Nova versão da reforma mantém regra dura de aposentadoria para políticos

Parecer apresentado pelo relator mantém endurecimento dos requisitos para os atuais políticos

Thiago Resende Bernardo Caram
Brasília

Apesar de pressão feita por deputados, a nova versão da reforma da Previdência, apresentada nesta terça-feira (2), não alivia a regra de aposentadoria que estava prevista na proposta do governo para ocupantes de cargos eletivos.

O parecer apresentado pelo relator, deputado Samuel Moreira (PSDB-SP), mantém a previsão do fim da aposentadoria especial para quem ainda vai ocupar um mandato eletivo e o endurecimento dos requisitos para os atuais políticos.

Para ter direito à aposentadoria especial, quem aderiu ao regime voltado a parlamentares terá de completar 65 anos de idade, se homem, e 62 anos, se mulher, e trabalhar 30% a mais do que o tempo restante para completar o período mínimo de contribuição.
 

O deputado Samuel Moreira, relator da Comissão Especial da Reforma da Previdência - Adriano Machado-8.mai.2019/Reuters

A proposta original apresentada pelo governo do presidente Jair Bolsonaro (PSL) já previa que os políticos com mandato poderão permanecer no atual regime previdenciário, desde que formalizem o pedido até 180 dias após a entrada em vigor das novas regras e cumpram novos requisitos de contribuição e idade.

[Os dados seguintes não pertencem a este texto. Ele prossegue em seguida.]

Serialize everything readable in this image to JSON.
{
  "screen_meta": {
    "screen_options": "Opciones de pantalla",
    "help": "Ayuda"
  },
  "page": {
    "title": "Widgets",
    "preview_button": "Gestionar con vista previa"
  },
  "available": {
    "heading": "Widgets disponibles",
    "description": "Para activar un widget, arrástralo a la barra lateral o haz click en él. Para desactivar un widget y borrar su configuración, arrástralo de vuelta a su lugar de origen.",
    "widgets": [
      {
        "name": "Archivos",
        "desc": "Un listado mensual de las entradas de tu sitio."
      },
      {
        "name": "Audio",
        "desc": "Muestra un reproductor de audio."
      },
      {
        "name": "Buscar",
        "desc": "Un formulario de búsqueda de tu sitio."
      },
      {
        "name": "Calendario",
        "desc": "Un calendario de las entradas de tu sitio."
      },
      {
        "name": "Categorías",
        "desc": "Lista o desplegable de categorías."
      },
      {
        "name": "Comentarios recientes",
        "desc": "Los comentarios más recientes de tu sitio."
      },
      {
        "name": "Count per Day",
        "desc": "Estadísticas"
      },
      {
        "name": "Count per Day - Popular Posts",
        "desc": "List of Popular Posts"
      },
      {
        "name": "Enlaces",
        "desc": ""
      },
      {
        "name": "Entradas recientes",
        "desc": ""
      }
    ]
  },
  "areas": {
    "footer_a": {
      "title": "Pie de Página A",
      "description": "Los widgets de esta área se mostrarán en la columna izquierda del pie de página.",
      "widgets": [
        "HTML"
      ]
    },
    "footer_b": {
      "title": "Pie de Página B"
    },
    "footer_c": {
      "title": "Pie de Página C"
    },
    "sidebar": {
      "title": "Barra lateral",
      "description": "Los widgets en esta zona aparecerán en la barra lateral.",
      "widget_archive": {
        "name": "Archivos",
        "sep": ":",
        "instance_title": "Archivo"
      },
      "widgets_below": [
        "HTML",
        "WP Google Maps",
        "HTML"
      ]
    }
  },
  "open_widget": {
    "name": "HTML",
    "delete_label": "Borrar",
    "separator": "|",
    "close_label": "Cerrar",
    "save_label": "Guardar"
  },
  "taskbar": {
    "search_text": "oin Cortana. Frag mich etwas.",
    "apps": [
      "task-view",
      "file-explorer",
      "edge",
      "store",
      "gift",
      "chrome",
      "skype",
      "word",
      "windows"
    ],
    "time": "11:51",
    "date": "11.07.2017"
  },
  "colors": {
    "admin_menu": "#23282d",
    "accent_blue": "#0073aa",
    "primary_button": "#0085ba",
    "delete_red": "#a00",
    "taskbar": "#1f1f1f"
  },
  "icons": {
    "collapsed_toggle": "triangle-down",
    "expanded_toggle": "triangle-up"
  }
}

Esse ponto foi mantido no texto.

A equipe econômica chegou a criticar a possibilidade de flexibilização nas regras para políticos, já que poderia soar como um mau exemplo, mas estudou a possibilidade de permitir mudanças no regime.

A tendência é que deputados ainda trabalhem para incluir no texto regras mais suaves para políticos quando o texto for avaliado no plenário da Câmara.